The Chairman and Chief Executive Officer of the Dangote Group, Aliko Dangote, on Tuesday said rising interest rate will hinder economic growth and would hurt local manufacturers.

Dangote made the assertion at the opening session of a three-day National Manufacturing Policy Summit organised by the Manufacturers Association of Nigeria at the Banquet Hall of the State House, Abuja.

“Before I delve into my paper, let me start with some key messages.
“Nobody can create jobs with an interest rate of 30 per cent. No growth will happen. No Power, no prosperity. No affordable financing, no growth, no development,” he said.

His comments come weeks after the CBN’s Monetary Policy Committee agreed to increase the Monetary Policy Rate for the third consecutive time from 24.75 per cent to 26.25 per cent.

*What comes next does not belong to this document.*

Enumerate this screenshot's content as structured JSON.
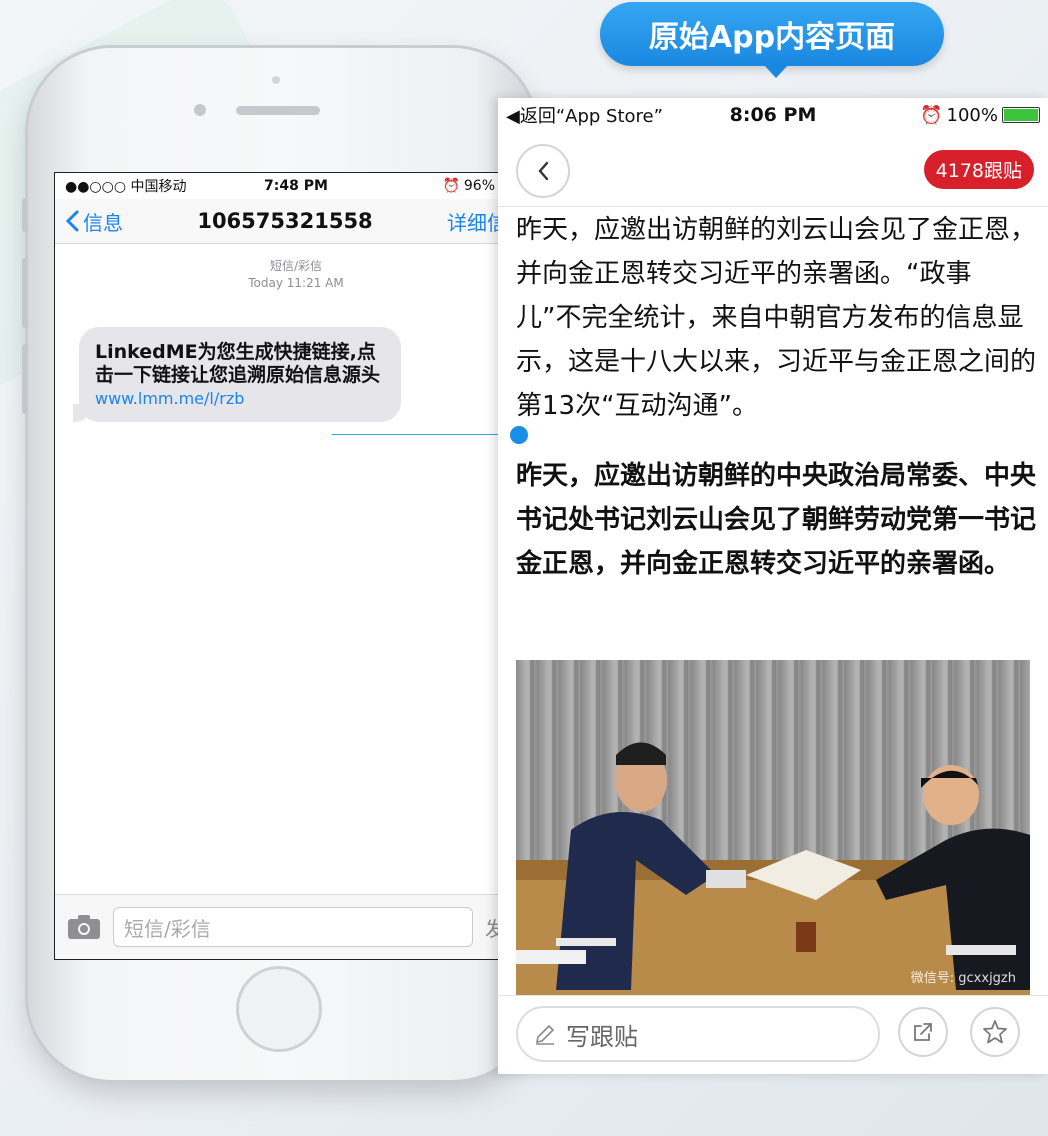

The Monetary Policy Committee held its 295th meeting on May 20-21, 2024 to review recent economic and financial developments in the country and to assess risks.

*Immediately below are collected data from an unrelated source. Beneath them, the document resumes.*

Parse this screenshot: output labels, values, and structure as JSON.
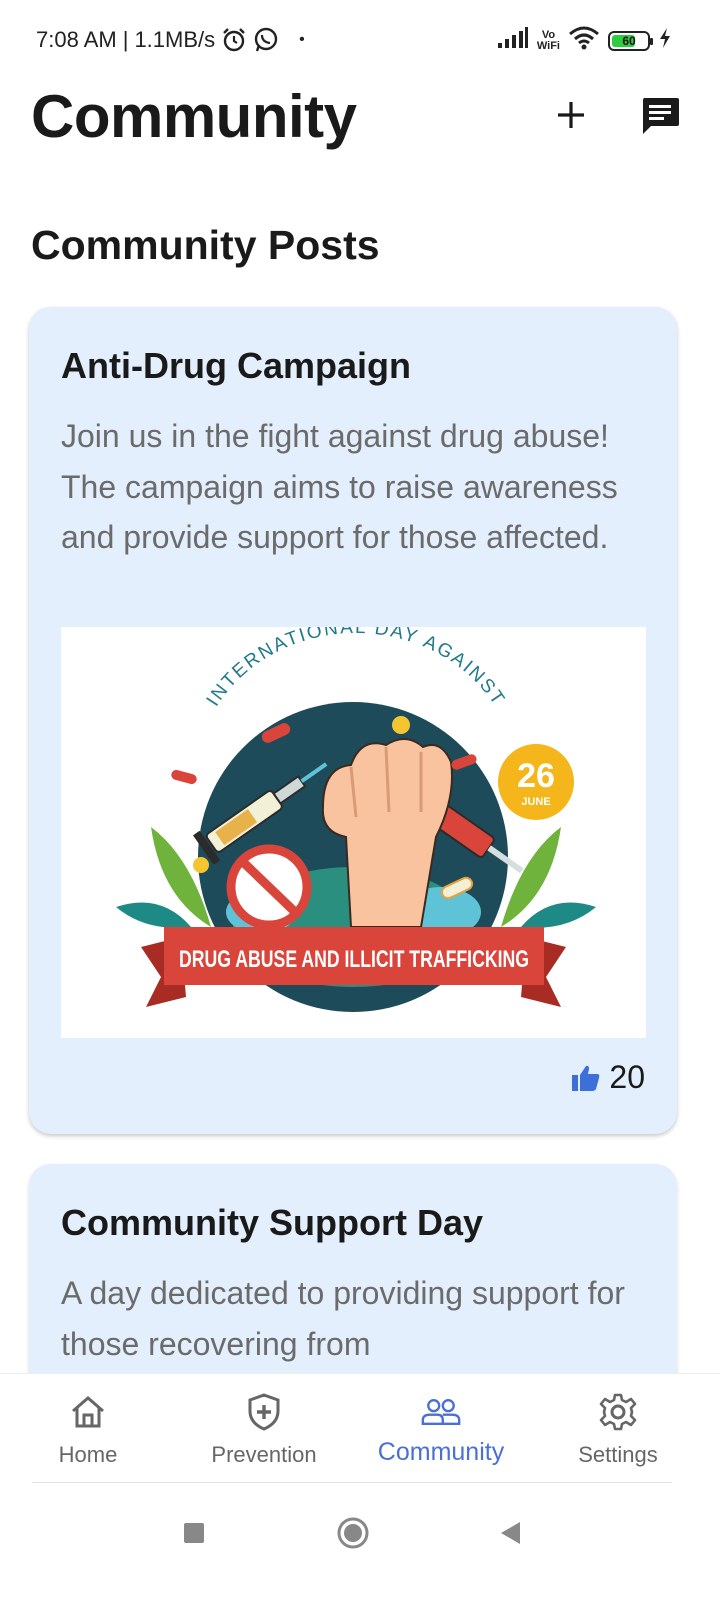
{
  "status_bar": {
    "time": "7:08 AM",
    "separator": "|",
    "speed": "1.1MB/s",
    "dot": "•",
    "vowifi_top": "Vo",
    "vowifi_bottom": "WiFi",
    "battery_level": "60",
    "icons": [
      "alarm-icon",
      "whatsapp-icon",
      "signal-icon",
      "wifi-icon",
      "battery-icon",
      "charging-icon"
    ]
  },
  "header": {
    "title": "Community",
    "add_icon": "plus-icon",
    "chat_icon": "chat-icon"
  },
  "section": {
    "title": "Community Posts"
  },
  "posts": [
    {
      "title": "Anti-Drug Campaign",
      "body": "Join us in the fight against drug abuse! The campaign aims to raise awareness and provide support for those affected.",
      "image": {
        "arc_text": "INTERNATIONAL DAY AGAINST",
        "date_day": "26",
        "date_month": "JUNE",
        "banner_text": "DRUG ABUSE AND ILLICIT TRAFFICKING"
      },
      "likes": "20"
    },
    {
      "title": "Community Support Day",
      "body": "A day dedicated to providing support for those recovering from"
    }
  ],
  "nav": {
    "items": [
      {
        "label": "Home",
        "icon": "home-icon"
      },
      {
        "label": "Prevention",
        "icon": "shield-icon"
      },
      {
        "label": "Community",
        "icon": "people-icon"
      },
      {
        "label": "Settings",
        "icon": "gear-icon"
      }
    ],
    "active": "Community"
  },
  "colors": {
    "accent": "#4a6fd6",
    "card_background": "#e3effc",
    "like_icon": "#3d6fd9"
  }
}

After the meeting the apex bank resolved to “Raise the MPR by 150 basis points to 26.25 per cent from 24.75 per cent,” the CBN Governor, Yemi Cardoso, who chairs the MPC announced.

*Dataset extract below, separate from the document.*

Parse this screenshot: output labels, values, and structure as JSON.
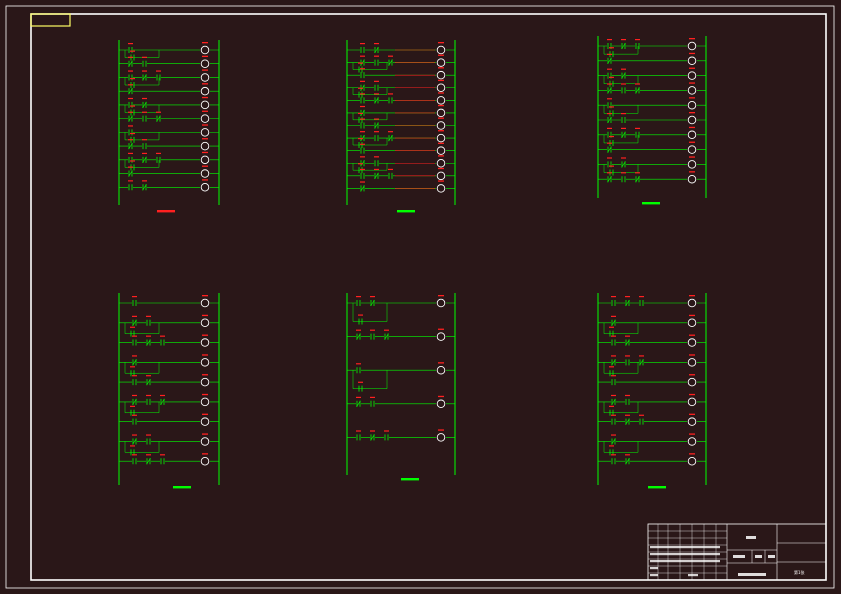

While delivering his address at the manufacturer’s summit on Tuesday, Dangote said no growth is foreseeable under such circumstances.
The business magnate also called on the government to protect existing businesses in the country, especially manufacturers by providing an enabling environment for them to thrive.
According to him, import-dependence equals poverty importation.
Dangote argued that for the government to address the challenges of unemployment, poverty and insecurity, the manufacturing sector must be empowered to function optimally.
“Let me therefore conclude by reiterating that Nigeria has all it takes to develop and sustain a globally competitive manufacturing sector. But to do so, we must re-think our industrialisation policy.
“We must look to leading countries in the West and the East who are actively protecting their domestic industries.
“We must similarly enact policies to protect our domestic industries and nurture them into home grown champions that will create the jobs and prosperity we desperately need,” he said.
Dangote who noted that through there are various factors contributing to the underperformance of the manufacturing sector, emphasised that the crucial issue requiring attention is government policy and its approach toward investments and investors.
He pointed out that industrial or manufacturing entities are not like trading entities while expressing his belief that the fundamental role and responsibility of government should be not only to promote investments and attract investors in manufacturing but also to ensure that these investments are nurtured and protected to facilitate growth and sustainability.
“In every economic regime, including the most advanced, investment projects in manufacturing and industrial sectors need time and a conducive environment for them to mature, build capacity and scale, to become competitive against those in older and more mature markets.
“But since the Mid 1980’s non-industrialized countries and their leaders have been discouraged from protecting and supporting such investment and forced to expose them to unfair competition from stronger, older competitors in their own internal market, even before the newcomers are commissioned. Yet these same older/bigger players are well supported in their home markets,” he said.